Marie succeeded in emerging from this battle and in rebuilding her life – breaking the bond with Langevin – thanks to her extraordinary tenacity, to her rare strength of mind of which several times in her life she had already given proof. If she had not had these qualities, how would a poor Polish girl have managed who arrived in Paris alone to take a degree in mathematics and physics at a faculty which barely tolerated the presence of women? And how could she have prepared a doctorate which began to reveal her gifts when no laboratory gave her a post to bring the necessary experiments to conclusion? Someone suggested that she turn to an outsider, Pierre Curie, a bizarre scientist who experimented outside the academic community and with whom not only love was born but also the plan to work together. Marie had overcome her first hard apprenticeship through passion for science which then came to constitute a single entity with her love for Pierre. For her the offspring born of love were not only their real children, Irene and Eva, but also the new elements that they discovered together, polonium and radium.
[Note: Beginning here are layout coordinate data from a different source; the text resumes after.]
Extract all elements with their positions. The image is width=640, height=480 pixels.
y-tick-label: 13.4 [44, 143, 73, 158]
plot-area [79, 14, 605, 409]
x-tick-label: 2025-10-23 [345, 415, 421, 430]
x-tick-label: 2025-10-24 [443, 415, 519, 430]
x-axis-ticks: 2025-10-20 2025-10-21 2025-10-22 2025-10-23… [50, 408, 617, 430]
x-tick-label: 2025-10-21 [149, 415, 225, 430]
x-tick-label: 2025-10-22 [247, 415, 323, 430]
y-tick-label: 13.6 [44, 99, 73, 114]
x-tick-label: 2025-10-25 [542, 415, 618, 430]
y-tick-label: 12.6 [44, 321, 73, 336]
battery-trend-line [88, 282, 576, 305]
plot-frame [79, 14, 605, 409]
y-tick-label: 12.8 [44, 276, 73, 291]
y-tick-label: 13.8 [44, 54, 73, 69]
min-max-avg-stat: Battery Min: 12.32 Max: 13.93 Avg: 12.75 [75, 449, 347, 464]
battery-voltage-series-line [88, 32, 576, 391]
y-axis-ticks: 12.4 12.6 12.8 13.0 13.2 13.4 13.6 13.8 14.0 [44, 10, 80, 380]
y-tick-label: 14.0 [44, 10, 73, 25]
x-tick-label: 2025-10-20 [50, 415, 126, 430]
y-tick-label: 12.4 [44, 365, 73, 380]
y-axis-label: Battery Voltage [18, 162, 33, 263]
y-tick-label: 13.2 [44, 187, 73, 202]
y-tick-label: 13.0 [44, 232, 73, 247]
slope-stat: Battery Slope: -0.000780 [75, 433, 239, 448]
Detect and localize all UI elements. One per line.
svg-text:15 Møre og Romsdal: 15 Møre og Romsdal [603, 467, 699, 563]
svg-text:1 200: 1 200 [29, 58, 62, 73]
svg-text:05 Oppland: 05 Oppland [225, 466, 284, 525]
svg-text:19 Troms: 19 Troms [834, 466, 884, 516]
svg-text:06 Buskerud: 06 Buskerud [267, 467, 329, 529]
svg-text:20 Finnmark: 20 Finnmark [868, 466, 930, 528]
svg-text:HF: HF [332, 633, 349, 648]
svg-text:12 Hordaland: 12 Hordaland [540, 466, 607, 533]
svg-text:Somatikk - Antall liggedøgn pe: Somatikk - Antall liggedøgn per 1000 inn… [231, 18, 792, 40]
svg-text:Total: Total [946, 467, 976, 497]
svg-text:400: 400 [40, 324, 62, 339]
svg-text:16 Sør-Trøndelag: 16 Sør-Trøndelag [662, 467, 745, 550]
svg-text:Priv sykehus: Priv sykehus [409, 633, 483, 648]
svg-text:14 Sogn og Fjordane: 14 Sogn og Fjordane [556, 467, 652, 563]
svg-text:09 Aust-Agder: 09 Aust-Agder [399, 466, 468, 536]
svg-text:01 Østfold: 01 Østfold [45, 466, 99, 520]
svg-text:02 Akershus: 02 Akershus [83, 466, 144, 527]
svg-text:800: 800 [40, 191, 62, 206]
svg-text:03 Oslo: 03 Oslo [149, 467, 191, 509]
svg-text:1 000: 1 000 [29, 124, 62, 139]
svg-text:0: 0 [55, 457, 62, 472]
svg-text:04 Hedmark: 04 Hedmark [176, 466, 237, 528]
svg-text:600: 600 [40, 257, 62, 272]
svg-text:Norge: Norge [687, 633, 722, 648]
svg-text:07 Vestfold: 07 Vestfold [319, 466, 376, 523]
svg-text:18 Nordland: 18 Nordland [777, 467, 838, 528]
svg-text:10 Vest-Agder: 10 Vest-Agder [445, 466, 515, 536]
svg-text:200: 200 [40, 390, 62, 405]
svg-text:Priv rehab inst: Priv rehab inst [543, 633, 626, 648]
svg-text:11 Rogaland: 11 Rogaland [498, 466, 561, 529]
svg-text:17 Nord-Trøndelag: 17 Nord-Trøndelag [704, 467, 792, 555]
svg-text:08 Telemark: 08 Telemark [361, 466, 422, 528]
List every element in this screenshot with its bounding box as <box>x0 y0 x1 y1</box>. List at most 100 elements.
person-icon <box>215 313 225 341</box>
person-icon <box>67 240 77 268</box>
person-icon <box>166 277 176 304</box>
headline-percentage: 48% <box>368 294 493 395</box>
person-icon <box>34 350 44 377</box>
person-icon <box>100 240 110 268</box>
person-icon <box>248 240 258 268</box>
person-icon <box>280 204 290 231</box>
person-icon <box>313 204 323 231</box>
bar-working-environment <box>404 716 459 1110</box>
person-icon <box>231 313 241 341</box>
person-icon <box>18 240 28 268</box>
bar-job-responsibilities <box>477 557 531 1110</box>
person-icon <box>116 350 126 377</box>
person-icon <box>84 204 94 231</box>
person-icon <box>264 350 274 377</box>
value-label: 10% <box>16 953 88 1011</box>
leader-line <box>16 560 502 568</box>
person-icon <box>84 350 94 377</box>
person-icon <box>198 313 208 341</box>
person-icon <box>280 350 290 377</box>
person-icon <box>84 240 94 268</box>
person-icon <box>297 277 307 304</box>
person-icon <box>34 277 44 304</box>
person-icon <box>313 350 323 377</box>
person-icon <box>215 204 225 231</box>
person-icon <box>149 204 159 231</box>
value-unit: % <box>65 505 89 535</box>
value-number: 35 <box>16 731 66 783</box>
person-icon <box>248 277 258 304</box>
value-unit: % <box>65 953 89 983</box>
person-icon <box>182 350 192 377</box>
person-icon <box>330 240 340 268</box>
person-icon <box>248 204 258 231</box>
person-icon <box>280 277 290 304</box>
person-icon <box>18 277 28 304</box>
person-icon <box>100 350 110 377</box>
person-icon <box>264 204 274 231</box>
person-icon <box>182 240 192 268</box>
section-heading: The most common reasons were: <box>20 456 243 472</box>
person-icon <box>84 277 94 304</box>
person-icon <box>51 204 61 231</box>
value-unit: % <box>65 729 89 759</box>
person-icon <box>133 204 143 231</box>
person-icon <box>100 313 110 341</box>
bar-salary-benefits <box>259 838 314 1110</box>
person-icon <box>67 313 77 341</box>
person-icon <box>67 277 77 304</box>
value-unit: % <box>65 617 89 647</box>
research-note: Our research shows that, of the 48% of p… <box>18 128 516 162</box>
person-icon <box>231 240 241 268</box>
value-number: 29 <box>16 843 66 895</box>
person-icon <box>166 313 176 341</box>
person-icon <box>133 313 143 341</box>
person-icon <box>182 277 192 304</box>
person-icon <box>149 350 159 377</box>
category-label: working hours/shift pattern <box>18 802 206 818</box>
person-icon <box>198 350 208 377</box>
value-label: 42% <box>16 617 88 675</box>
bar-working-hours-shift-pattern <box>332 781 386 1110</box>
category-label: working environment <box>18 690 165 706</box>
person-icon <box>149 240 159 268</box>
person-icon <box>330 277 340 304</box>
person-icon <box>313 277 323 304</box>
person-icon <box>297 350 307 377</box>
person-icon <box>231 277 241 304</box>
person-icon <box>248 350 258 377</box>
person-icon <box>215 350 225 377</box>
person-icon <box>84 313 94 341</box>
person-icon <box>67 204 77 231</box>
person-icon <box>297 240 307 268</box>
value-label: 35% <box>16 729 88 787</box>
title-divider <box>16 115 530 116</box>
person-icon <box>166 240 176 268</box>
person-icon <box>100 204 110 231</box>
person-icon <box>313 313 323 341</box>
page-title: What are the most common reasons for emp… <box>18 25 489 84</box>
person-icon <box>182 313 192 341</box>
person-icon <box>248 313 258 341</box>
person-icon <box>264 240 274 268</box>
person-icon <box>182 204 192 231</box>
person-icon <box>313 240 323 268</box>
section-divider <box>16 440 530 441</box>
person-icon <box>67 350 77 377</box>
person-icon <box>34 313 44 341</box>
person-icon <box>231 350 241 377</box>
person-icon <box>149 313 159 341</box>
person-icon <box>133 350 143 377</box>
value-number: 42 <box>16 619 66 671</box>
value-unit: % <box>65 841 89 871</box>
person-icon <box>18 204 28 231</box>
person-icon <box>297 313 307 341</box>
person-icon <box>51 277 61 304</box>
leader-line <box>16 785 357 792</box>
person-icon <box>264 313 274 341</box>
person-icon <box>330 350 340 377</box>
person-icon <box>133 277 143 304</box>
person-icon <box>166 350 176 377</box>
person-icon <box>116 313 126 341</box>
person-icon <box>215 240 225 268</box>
Thus the sudden and early death of her husband threw her into total despair from which she managed to recover slowly, thanks to her discipline in work and to the help of friends, including Paul, one of Pierre’s favourite students. Once again loving passion and scientific passion converged and made Marie happy while she wrote the 1,000 pages of her treatise on radioactivity. She was 43 years old, at that time old for a woman, but she behaved like an adolescent and underestimated the risks of such an irregular bond.
Marie’s extraordinary genius and the human sympathy which she inspired in everyone were all inherent in this passionate strength which vitalized the tenacity and patience she showed in the course of her research. However, she would often repeat to her students that intuition and imagination were the scientist’s cardinal virtues. With very clear grey eyes, a mass of ash-blonde hair gathered in a knot, dressed almost always modestly in dark colours, Marie had a charismatic personality and an undeniable fascination which attracted love and envy in equal measure. Einstein wrote to her at the time of the scandal: “I feel the need to tell you how I began to admire your spirit, your energy, your integrity, and of the happiness I feel at the idea of having been able to meet you personally in Brussels”.
Her last passion was France, her new homeland, even though it had so despised her: she took part with total patriotic dedication in the First World War, creating mobile radiological units with which to give help to the wounded. However, she never accepted that radiation, her “daughter of love”, could be ambivalent, useful but at the same time lethal. She continued to believe that it was solely beneficial. It was not only ignorant soldiers who paid for this, but she herself too, dying of leukaemia at the age of 67 in 1934.